No podía estar inactivo y paralelamente al deporte integró un grupo de boy scout. En una de las travesías con el grupo, cruzaron caminando el cerro y se perdieron durante tres días hasta que los encontraron. Su papá no quiso que siguiera con esa actividad. De una manera u otra, Luis tenía que llenar el espacio libre que le quedaba los fines de semana. Fue entonces que a los 15 años decidió practicar voley. Su mayor virtud era su salto (1.10 metro), a pesar de su baja estatura.

Era tanta la pasión que sentía y siente por los deportes, que luego se dedicó a la natación. Lo hizo hasta los 20 años, justo antes de que un accidente interrumpió, en parte, su carrera deportiva. Lejos de bajar los brazos y de darse por vencido siguió ligado al deporte. Mientras tanto, no descuidaba sus estudios de enfermería y su trabajo en la empresa Cablevisión.

"Fue un accidente raro. Teníamos que hacer el tendido de la red principal en un barrio. Estaba trepado a un poste de cinco metros de altura preparando todo para el cableado -continuó con su relato-. Se formó un campo magnético porque cerca del lugar pasaba un cable de media tensión. La corriente me empezó a atraer. Me desvanecí por la descarga, caí de espaldas sobre un montículo de escombros y me fracturé la columna", contó con detalles. A partir de entonces su vida tuvo un giro de 180 grados. Ese mismo día lo operaron, y a los 20 días, comenzó con su rehabilitación. "Tenía la posibilidad de ir a Cuba, Estados Unidos o Buenos Aires para rehabilitarme -agregó-. Elegí Buenos Aires para no alejarme de mi familia".
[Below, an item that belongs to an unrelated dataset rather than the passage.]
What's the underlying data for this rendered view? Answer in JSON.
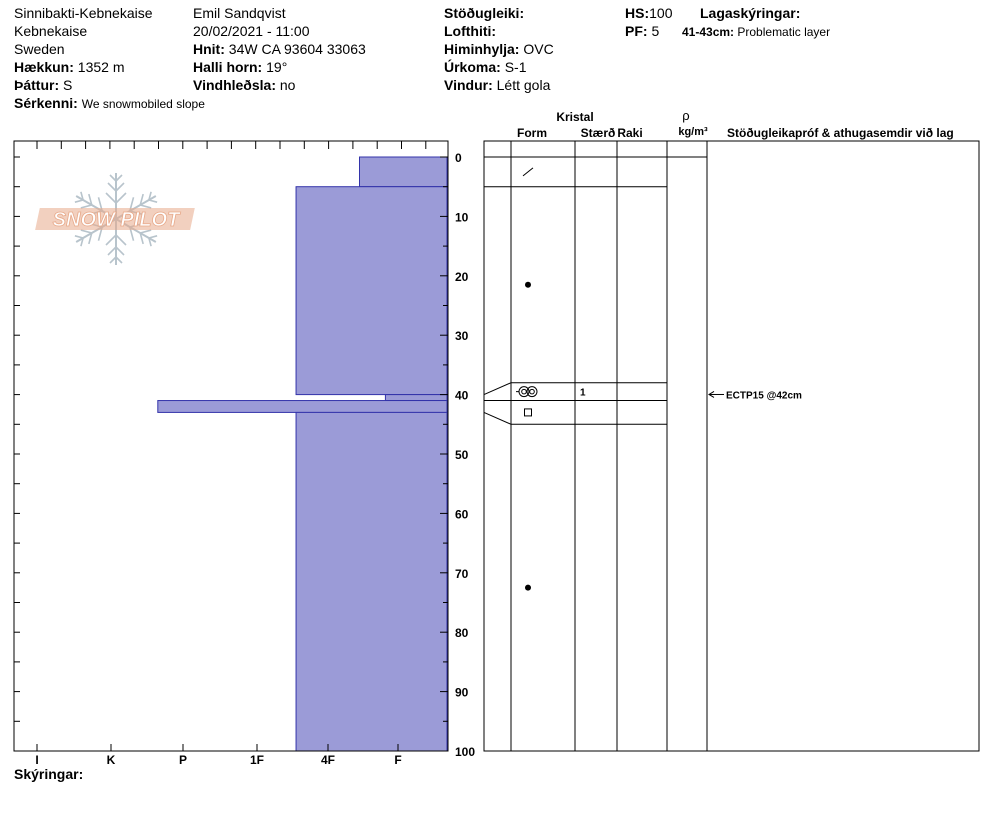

El accidente no le causó ningún trauma y Luis no necesitó de sicólogos según contó. "El espíritu de progresar y de superarme me ayudó a enfrentar mi problema. Además de eso conté con el apoyo incondicional de mi familia. Mis padres estaban siempre a mi lado y mis amigos constantemente me alentaban a seguir adelante", reconoció.
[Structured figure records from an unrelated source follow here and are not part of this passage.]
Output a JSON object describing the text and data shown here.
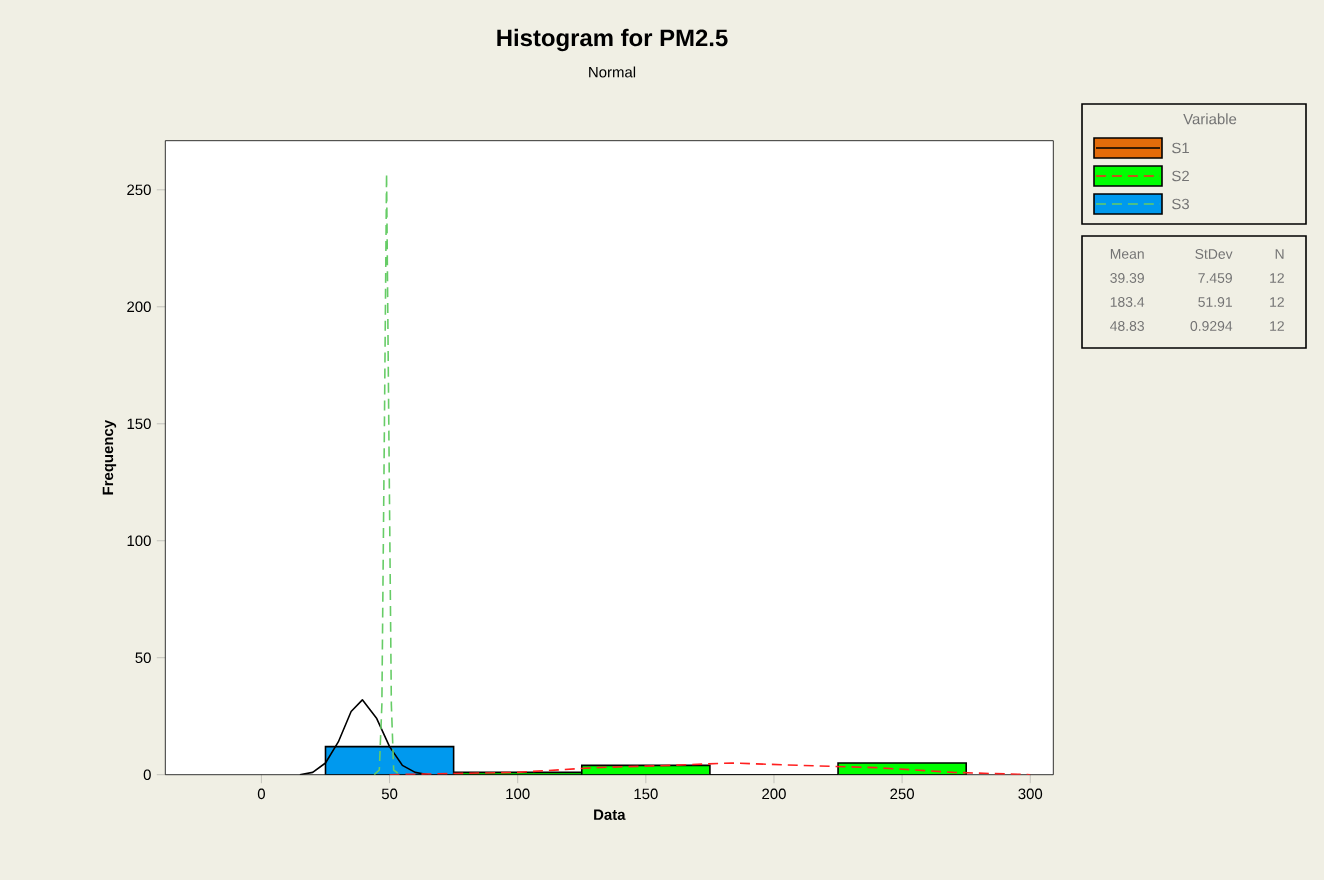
{
  "chart_data": {
    "type": "histogram",
    "title": "Histogram for PM2.5",
    "subtitle": "Normal",
    "xlabel": "Data",
    "ylabel": "Frequency",
    "legend_title": "Variable",
    "legend": "right",
    "xlim": [
      -37.5,
      309
    ],
    "ylim": [
      0,
      271
    ],
    "xticks": [
      0,
      50,
      100,
      150,
      200,
      250,
      300
    ],
    "yticks": [
      0,
      50,
      100,
      150,
      200,
      250
    ],
    "series": [
      {
        "name": "S1",
        "color": "#e46c0a",
        "values": [
          null
        ]
      },
      {
        "name": "S2",
        "color": "#00ff00",
        "bins": [
          75,
          125,
          175,
          225,
          275
        ],
        "values": [
          1,
          4,
          0,
          5
        ]
      },
      {
        "name": "S3",
        "color": "#0099ee",
        "bins": [
          25,
          75
        ],
        "values": [
          12
        ]
      },
      {
        "type": "line",
        "color": "#000000",
        "line_style": "solid",
        "x": [
          15,
          20,
          25,
          30,
          35,
          39.39,
          45,
          50,
          55,
          60,
          65
        ],
        "values": [
          0,
          1,
          5,
          14,
          27,
          32,
          24,
          12,
          4,
          1,
          0
        ]
      },
      {
        "type": "line",
        "color": "#ff2020",
        "line_style": "dashed",
        "x": [
          50,
          100,
          130,
          160,
          183.4,
          210,
          240,
          270,
          300
        ],
        "values": [
          0,
          1,
          3,
          4,
          5,
          4,
          3,
          1,
          0
        ]
      },
      {
        "type": "line",
        "color": "#66cc66",
        "line_style": "dashed",
        "x": [
          44,
          46,
          47,
          48,
          48.83,
          49.7,
          50.7,
          51.6,
          54
        ],
        "values": [
          0,
          2,
          30,
          150,
          257,
          150,
          30,
          2,
          0
        ]
      }
    ],
    "annotations": [
      "Mean",
      "StDev",
      "N",
      "39.39",
      "7.459",
      "12",
      "183.4",
      "51.91",
      "12",
      "48.83",
      "0.9294",
      "12"
    ]
  }
}
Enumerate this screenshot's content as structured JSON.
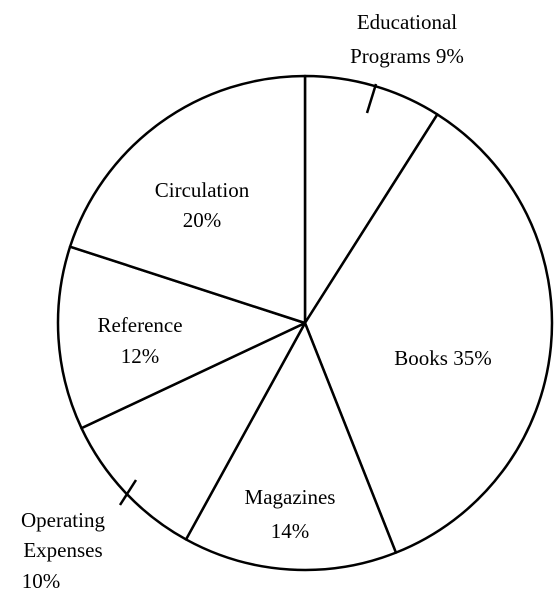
{
  "chart_data": {
    "type": "pie",
    "categories": [
      "Educational Programs",
      "Books",
      "Magazines",
      "Operating Expenses",
      "Reference",
      "Circulation"
    ],
    "values": [
      9,
      35,
      14,
      10,
      12,
      20
    ],
    "labels": {
      "educational": {
        "line1": "Educational",
        "line2": "Programs 9%"
      },
      "books": {
        "line1": "Books 35%"
      },
      "magazines": {
        "line1": "Magazines",
        "line2": "14%"
      },
      "operating": {
        "line1": "Operating",
        "line2": "Expenses",
        "line3": "10%"
      },
      "reference": {
        "line1": "Reference",
        "line2": "12%"
      },
      "circulation": {
        "line1": "Circulation",
        "line2": "20%"
      }
    },
    "start_angle": "top",
    "direction": "clockwise",
    "colors": {
      "fill": "#ffffff",
      "stroke": "#000000"
    }
  }
}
Los médicos le dijeron que es difícil que vuelva a caminar porque ya pasaron 21 años del accidente, aunque en su interior, no pierde la fe. "No reniego de mi condición. En la vida todo pasa por una razón y tengo que encontrarla. Trato de pensar que en algún momento pueda llegar a recuperarme aunque sé que no podré hacerlo. Según los estudios que se están haciendo, los experimentos se pueden aplicar en pacientes recientes. No es mi caso, y si lo aplican, no me garantizan nada", aseguró.

Alarcón continuó con su rehabilitación pero aparecieron varias piedras en el camino que lo obligaron a suspenderla. "Me manejaba con muletas. Hice unas ortecis pero luego, por distintas enfermedades y operaciones dejé las muletas y volví a caer en cama. Mi cuerpo sufrió un cambio tremendo. El organismo no fue el mismo debido a las medicaciones que tenía. Sufrí cálculos en la vejiga y curaciones para no tener escaras, entre otras cosas", detalló.
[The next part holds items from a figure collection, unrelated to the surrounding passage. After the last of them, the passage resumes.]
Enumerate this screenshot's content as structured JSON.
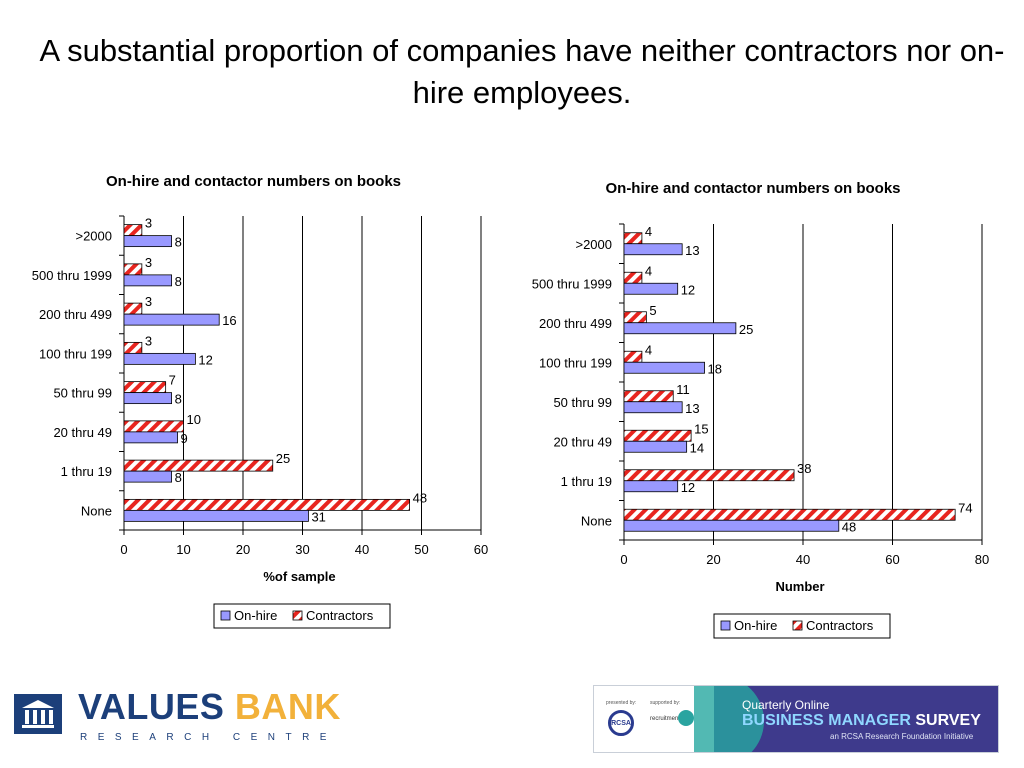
{
  "slide": {
    "title": "A substantial proportion of companies have neither contractors nor on-hire employees."
  },
  "colors": {
    "onhire_fill": "#9999ff",
    "contractors_stripe": "#e8251f",
    "gridline": "#000000",
    "brand_blue": "#1c3f7a",
    "brand_gold": "#f2b13a",
    "survey_band": "#3e3a8c"
  },
  "chart_data": [
    {
      "type": "bar",
      "orientation": "horizontal",
      "title": "On-hire and contactor numbers on books",
      "xlabel": "%of sample",
      "ylabel": "",
      "categories": [
        ">2000",
        "500 thru 1999",
        "200 thru 499",
        "100 thru 199",
        "50 thru 99",
        "20 thru 49",
        "1 thru 19",
        "None"
      ],
      "series": [
        {
          "name": "Contractors",
          "values": [
            3,
            3,
            3,
            3,
            7,
            10,
            25,
            48
          ]
        },
        {
          "name": "On-hire",
          "values": [
            8,
            8,
            16,
            12,
            8,
            9,
            8,
            31
          ]
        }
      ],
      "xlim": [
        0,
        60
      ],
      "xticks": [
        0,
        10,
        20,
        30,
        40,
        50,
        60
      ],
      "grid": "vertical",
      "legend": {
        "position": "bottom",
        "entries": [
          "On-hire",
          "Contractors"
        ]
      }
    },
    {
      "type": "bar",
      "orientation": "horizontal",
      "title": "On-hire and contactor numbers on books",
      "xlabel": "Number",
      "ylabel": "",
      "categories": [
        ">2000",
        "500 thru 1999",
        "200 thru 499",
        "100 thru 199",
        "50 thru 99",
        "20 thru 49",
        "1 thru 19",
        "None"
      ],
      "series": [
        {
          "name": "Contractors",
          "values": [
            4,
            4,
            5,
            4,
            11,
            15,
            38,
            74
          ]
        },
        {
          "name": "On-hire",
          "values": [
            13,
            12,
            25,
            18,
            13,
            14,
            12,
            48
          ]
        }
      ],
      "xlim": [
        0,
        80
      ],
      "xticks": [
        0,
        20,
        40,
        60,
        80
      ],
      "grid": "vertical",
      "legend": {
        "position": "bottom",
        "entries": [
          "On-hire",
          "Contractors"
        ]
      }
    }
  ],
  "footer": {
    "values_bank": {
      "word1": "VALUES",
      "word2": "BANK",
      "subtitle": "RESEARCH CENTRE",
      "icon": "bank-building-icon"
    },
    "survey": {
      "presented_by": "presented by:",
      "supported_by": "supported by:",
      "rcsa": "RCSA",
      "recruitment": "recruitment",
      "line1": "Quarterly Online",
      "line2_a": "BUSINESS MANAGER",
      "line2_b": "SURVEY",
      "line3": "an RCSA Research Foundation Initiative"
    }
  }
}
A pesar de todo lo que le pasó, continuó con su vida. Siempre recuerda las palabras de su médico de cabecera Alexis Quarin (fallecido a los 27 años en el atentado del 92 a la AMIA) y con la voz entrecortada por la emoción y con un brillo especial en sus ojos recordó: "lo primero que me dijo y también se lo dijo a mi familia fue que teníamos que agradecer cómo estaba yo porque había muchas personas en peores situaciones, y tenía razón. A partir de allí comencé a ver el lado positivo", concluyó.

Recordando la película "Caballos Salvajes", hay una escena en la que Héctor Alterio expresó con énfasis: "¡La p.... que vale la pena estar vivo!" Esta frase encaja justo en la historia de vida de Luis Alarcón, un incanzable luchador.